The US stock market ended the week with modest losses across major indices, reflecting a choppy session amid mixed earnings reports and rising Treasury yields. The S&P 500 declined 0.38%, or about 26 points, closing at 6,940.01 on Friday. The Dow Jones Industrial Average fell 0.29%, or roughly 143 points, to 49,359.33. The Nasdaq Composite dropped 0.66%, or approximately 155 points, ending at 23,515.39. On Friday alone, the S&P 500 slipped 0.06%, the Dow lost 0.17%, and the Nasdaq fell 0.06%, as investors digested comments from President Trump and early earnings from banks.
Sector performance was mixed, with small caps outperforming; the Russell 2000 rose about 2% for the week, indicating a rotation away from mega-cap tech. The S&P 500 Equal Weight Index gained approximately 0.80%, further evidencing broadening market participation. Technology and communication services underperformed, while utilities, financials, and industrials saw gains on Thursday before Friday’s pullback.
Trading volume was elevated, with about 19.12 billion shares exchanged on Thursday, above the 20-session average of 16.81 billion. Advancers outnumbered decliners on the NYSE by a 1.92-to-1 ratio on Thursday. The CBOE Volatility Index (VIX) decreased 5.43% to 15.84 on Thursday, signaling reduced fear but still reflecting caution. Key drivers included uncertainty over Federal Reserve leadership, with Kevin Warsh emerging as a potential chair, pushing the 10-year Treasury yield to 4.23%, its highest since September. Early Q4 earnings from big banks met high expectations but led to some pullbacks.

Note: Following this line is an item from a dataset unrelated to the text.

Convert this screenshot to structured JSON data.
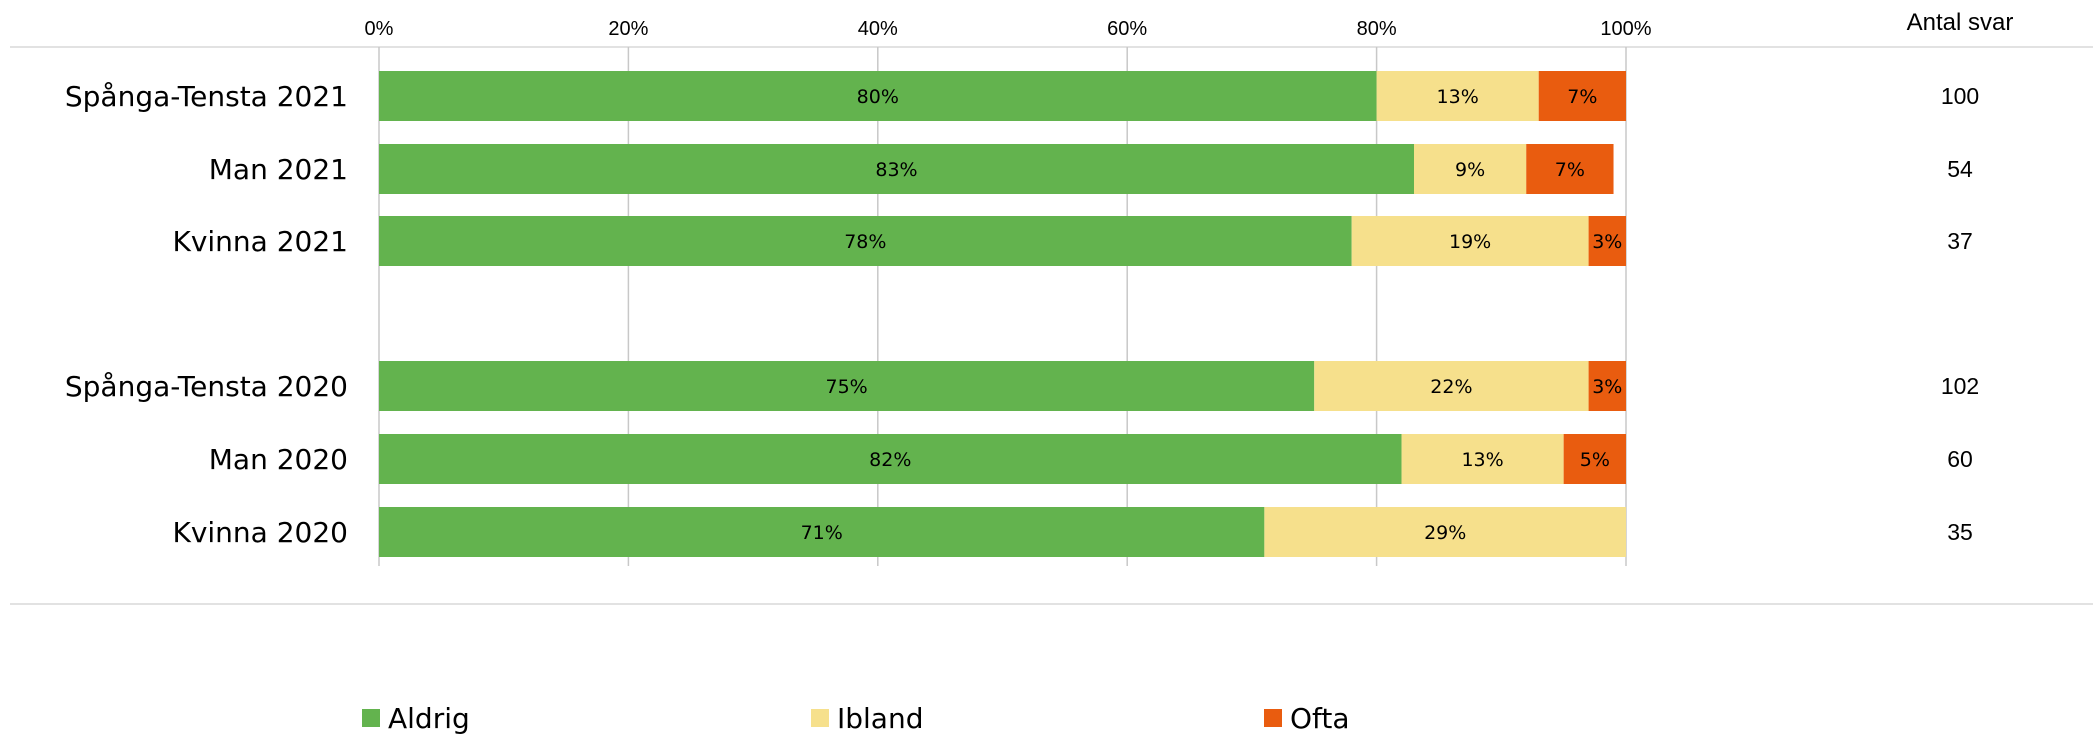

Expectations for This Week (January 20-23, 2026)
With markets closed on January 19 for Martin Luther King Jr. Day, this holiday-shortened week begins on Tuesday, January 20. Futures indicated downward pressure early Monday, with S&P 500 futures down about 1%, amid new tariff threats from President Trump on European countries related to Greenland negotiations. However, the outlook remains cautious but constructive, with focus on accelerating earnings season and key economic data.
Earnings reports ramp up, including Netflix, Johnson & Johnson, Visa, and Intel, which could sway sentiment. FactSet estimates 12-15% year-over-year EPS growth for Q4 2025, potentially supporting gains if met. Economic releases include the PCE prices report, which could influence Fed rate cut expectations. Markets price in gradual Fed cuts, but persistent inflation or labor weakness may alter this.
From a technical perspective, the rotation into small caps and equal-weight indices suggests broadening, but overbought conditions in the Russell 2000 (RSI at 73) could lead to consolidation. Overall, expectations lean neutral to slightly bearish, with potential for choppy trading or mild pullbacks unless earnings exceed forecasts. Strong AI-driven sectors may provide support, but tariff risks could cap upside.
Issues Expected to Influence Market Performance in the Near Term
Several factors are poised to impact the US stock market in the coming weeks and months, potentially leading to increased volatility amid a resilient but polarized economic backdrop.
- Trade Tensions and Tariffs: Ongoing “Liberation Day” tariffs, including a 10% blanket on imports and new threats against European nations, could raise inflation and disrupt supply chains. Legal challenges may reverse some measures, but uncertainty could spike Treasury yields and pressure consumer spending.
- Federal Reserve Policy and Independence: With Jerome Powell’s term ending in May, potential replacements like Kevin Warsh raise concerns over Fed autonomy. Expectations for one more 25-basis-point cut in 2026 could shift if inflation rises to mid-3%, influenced by tariffs and housing costs.
- AI Spending and Earnings Growth: Robust AI investment could drive 12-15% earnings growth in 2026, supporting equities, but concerns over an “AI bubble” or delayed returns pose risks. Market concentration in AI vs. non-AI sectors may lead to polarization.
- Economic Growth and Labor Market: GDP is forecasted to accelerate to 2.1-2.5% in 2026 via fiscal stimulus, but softening jobs (e.g., November’s 64,000 additions) and potential recession risks (tied to geopolitics) could weigh in. Geopolitical and Fiscal Risks: Conflicts in Europe/Ukraine, potential government shutdowns, and rising deficits (estimated $601 billion Q1 2026) add uncertainty. Populism-driven policies may boost short-term growth but heighten long-term inflation.
These issues suggest a constructive yet volatile environment, with AI and earnings as tailwinds but policy uncertainties as headwinds.
Conclusion
Last week’s modest declines reflect caution amid earnings and yield rises, setting a neutral tone for this shortened week. While strong fundamentals and AI momentum may drive rebounds, near-term risks from tariffs, Fed changes, and data releases could sustain volatility. Investors should focus on diversification, monitoring earnings and policy developments closely.